Risen from the dead, Jesus has begun the transfiguration of all that is truly human, and all of creation. He "ascends" and yet remains with us because He has won the victory in this world. The world "belongs" to Him. The Holy Spirit will vivify the concrete center from which His victory extends through human history, bringing His disciples together as the Church that will endure through all time with real links to His humanity in the events by which He saves us (the apostolic succession, the teaching, the sacraments, the witness of the saints).

He goes to the Father, the man Jesus who is the Father's Son and our brother! He sends the Holy Spirit into our hearts, so that we might recognize that He is still "with" us, loving us, drawing us to the glory that has already conquered the world; so that together in the Church we might see His face in every circumstance and every human reality, wherein He looks upon us with love and asks us (begs us) as He did Peter after the resurrection along the Sea of Galilee: "Do you love me?"

How humbling and strange is it that He still wants my love. He is always appealing to me; He who is the One I have betrayed so often, the One I ignore most of the time, the One I close my heart to as I seek my own will and shrink to the measure of my momentary urges, desires, fears, covetousness, anger: the One I even regard as my enemy and meet with violence. He looks upon me with love and still asks, "Do you love me?"
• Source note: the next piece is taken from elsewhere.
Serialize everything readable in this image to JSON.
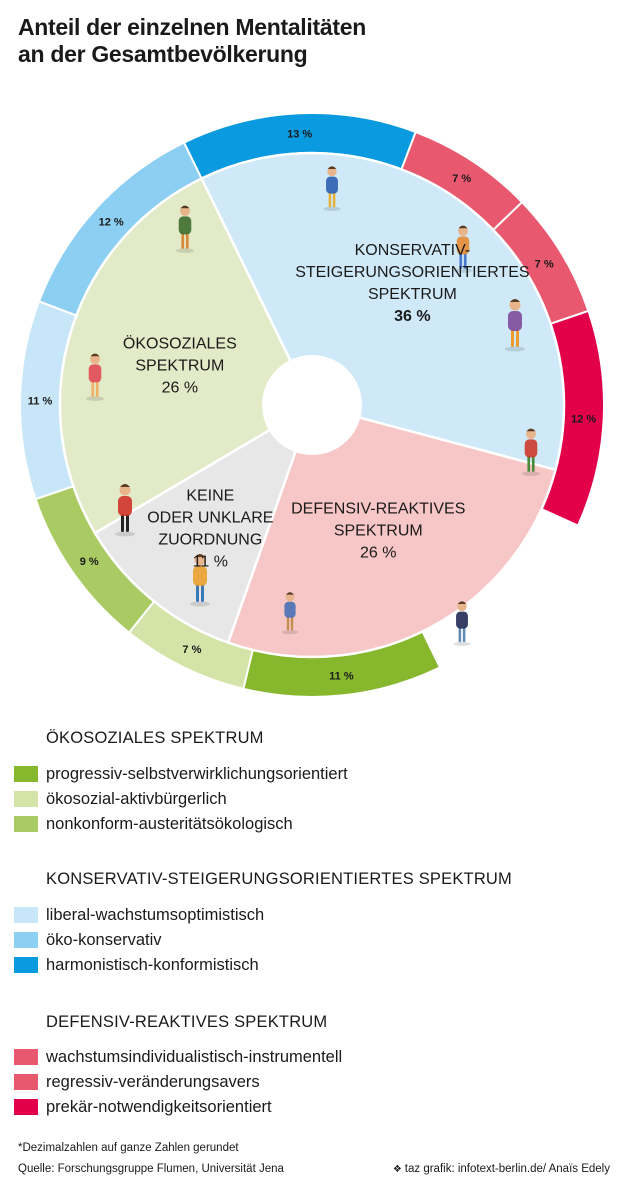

At this moment, I could just look exclusively at myself: all the stumbling, bumbling, pompousness, self-indulgence, self-inflated egocentrism, hypocrisy, flabby mediocrity, all the "running away when things get tough" - I know too that I don't have any power from my own self that can guarantee that I will ever be anything more than this mess, this human wreckage. 

Yet, Lord, whenever you ask me, "Do you love me?" the Holy Spirit comes, stirring the depths of my heart. I know what I want to say, what I was born to say: "Yes, Lord, you know that I love you!
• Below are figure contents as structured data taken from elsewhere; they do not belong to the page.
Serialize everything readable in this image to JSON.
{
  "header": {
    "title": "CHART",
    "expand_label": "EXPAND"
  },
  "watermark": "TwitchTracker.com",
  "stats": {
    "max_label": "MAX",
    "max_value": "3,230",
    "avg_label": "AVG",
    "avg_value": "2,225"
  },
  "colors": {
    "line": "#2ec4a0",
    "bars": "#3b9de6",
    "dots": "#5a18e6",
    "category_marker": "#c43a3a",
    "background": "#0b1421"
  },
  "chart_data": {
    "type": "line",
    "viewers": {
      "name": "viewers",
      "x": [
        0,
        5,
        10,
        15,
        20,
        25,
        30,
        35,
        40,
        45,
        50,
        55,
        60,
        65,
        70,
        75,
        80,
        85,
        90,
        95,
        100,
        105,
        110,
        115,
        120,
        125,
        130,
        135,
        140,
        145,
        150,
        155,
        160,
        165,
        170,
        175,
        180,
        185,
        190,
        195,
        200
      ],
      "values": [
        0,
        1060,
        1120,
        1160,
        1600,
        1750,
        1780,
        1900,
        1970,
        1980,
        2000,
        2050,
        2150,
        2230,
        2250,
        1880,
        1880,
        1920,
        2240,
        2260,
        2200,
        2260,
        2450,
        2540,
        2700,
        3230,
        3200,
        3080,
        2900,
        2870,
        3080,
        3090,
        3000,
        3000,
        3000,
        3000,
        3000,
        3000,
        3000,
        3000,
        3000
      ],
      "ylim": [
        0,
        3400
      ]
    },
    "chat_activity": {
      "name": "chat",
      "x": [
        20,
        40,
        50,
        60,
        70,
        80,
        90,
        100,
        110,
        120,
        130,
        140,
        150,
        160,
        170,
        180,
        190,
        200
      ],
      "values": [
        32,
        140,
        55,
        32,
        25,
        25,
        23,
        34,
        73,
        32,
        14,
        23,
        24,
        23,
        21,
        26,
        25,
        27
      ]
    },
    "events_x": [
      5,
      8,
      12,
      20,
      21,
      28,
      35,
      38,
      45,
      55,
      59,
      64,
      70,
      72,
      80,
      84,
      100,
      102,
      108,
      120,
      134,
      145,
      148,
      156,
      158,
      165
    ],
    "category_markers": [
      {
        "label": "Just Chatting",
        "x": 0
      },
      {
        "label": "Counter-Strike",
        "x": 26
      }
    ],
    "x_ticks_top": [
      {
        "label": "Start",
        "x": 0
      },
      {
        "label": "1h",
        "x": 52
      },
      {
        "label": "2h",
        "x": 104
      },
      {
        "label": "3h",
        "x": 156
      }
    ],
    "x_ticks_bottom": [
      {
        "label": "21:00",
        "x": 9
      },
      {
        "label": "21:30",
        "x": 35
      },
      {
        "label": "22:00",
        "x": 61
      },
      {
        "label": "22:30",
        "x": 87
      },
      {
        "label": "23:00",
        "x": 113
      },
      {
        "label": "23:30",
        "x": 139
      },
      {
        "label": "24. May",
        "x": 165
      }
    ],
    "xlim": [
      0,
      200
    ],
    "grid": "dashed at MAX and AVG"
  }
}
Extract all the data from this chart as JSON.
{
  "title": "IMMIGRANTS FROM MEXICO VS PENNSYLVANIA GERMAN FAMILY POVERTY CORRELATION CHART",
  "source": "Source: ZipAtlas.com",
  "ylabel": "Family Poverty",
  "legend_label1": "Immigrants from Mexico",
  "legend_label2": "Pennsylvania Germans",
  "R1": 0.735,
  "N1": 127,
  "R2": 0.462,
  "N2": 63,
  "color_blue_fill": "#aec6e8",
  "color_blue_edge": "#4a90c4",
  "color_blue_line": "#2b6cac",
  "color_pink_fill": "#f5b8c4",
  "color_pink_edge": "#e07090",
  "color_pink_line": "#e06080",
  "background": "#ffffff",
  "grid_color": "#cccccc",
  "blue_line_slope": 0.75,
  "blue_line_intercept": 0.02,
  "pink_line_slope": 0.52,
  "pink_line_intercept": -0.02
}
Yes, Lord. I don't know where this journey is taking me and I am often afraid and feel totally incompetent, but I believe in your love for me, and that you are with me, and that you will give me the strength to endure whatever comes (and joy too, far richer than any temporary thrills that we all try to conjure up without you, that always leave us disappointed). Yes, Lord, I love you and I trust in you. If I run off again, deny you, and do something stupid, please come find me! But, even better, never let me be separated from you, and grant that I might always love you.

And so, in these days, we hear the words of Jesus once again as He speaks to us in the Gospel of John:
"Amen, amen, I say to you, you will weep and mourn, while the world rejoices; you will grieve, but your grief will become joy. 
"When a woman is in labor, she is in anguish because her hour has arrived; but when she has given birth to a child, she no longer remembers the pain because of her joy that a child has been born into the world. So you also are now in anguish. But I will see you again, and your hearts will rejoice, and no one will take your joy away from you. 
"On that day you will not question me about anything. Amen, amen, I say to you, whatever you ask the Father in my name he will give you. Until now you have not asked anything in my name; ask and you will receive, so that your joy may be complete.

“I have told you this in figures of speech. The hour is coming when I will no longer speak to you in figures but I will tell you clearly about the Father. On that day you will ask in my name, and I do not tell you that I will ask the Father for you. For the Father himself loves you, because you have loved me and have come to believe that I came from God. 

"I came from the Father and have come into the world. Now I am leaving the world and going back to the Father."

His disciples said, "Now you are talking plainly, and not in any figure of speech. Now we realize that you know everything and that you do not need to have anyone question you. Because of this we believe that you came from God." Jesus answered them, “Do you believe now? Behold, the hour is coming and has arrived when each of you will be scattered to his own home and you will leave me alone. But I am not alone, because the Father is with me. 

"I have told you this so that you might have peace in me. In the world you will have trouble, but take courage, I have conquered the world."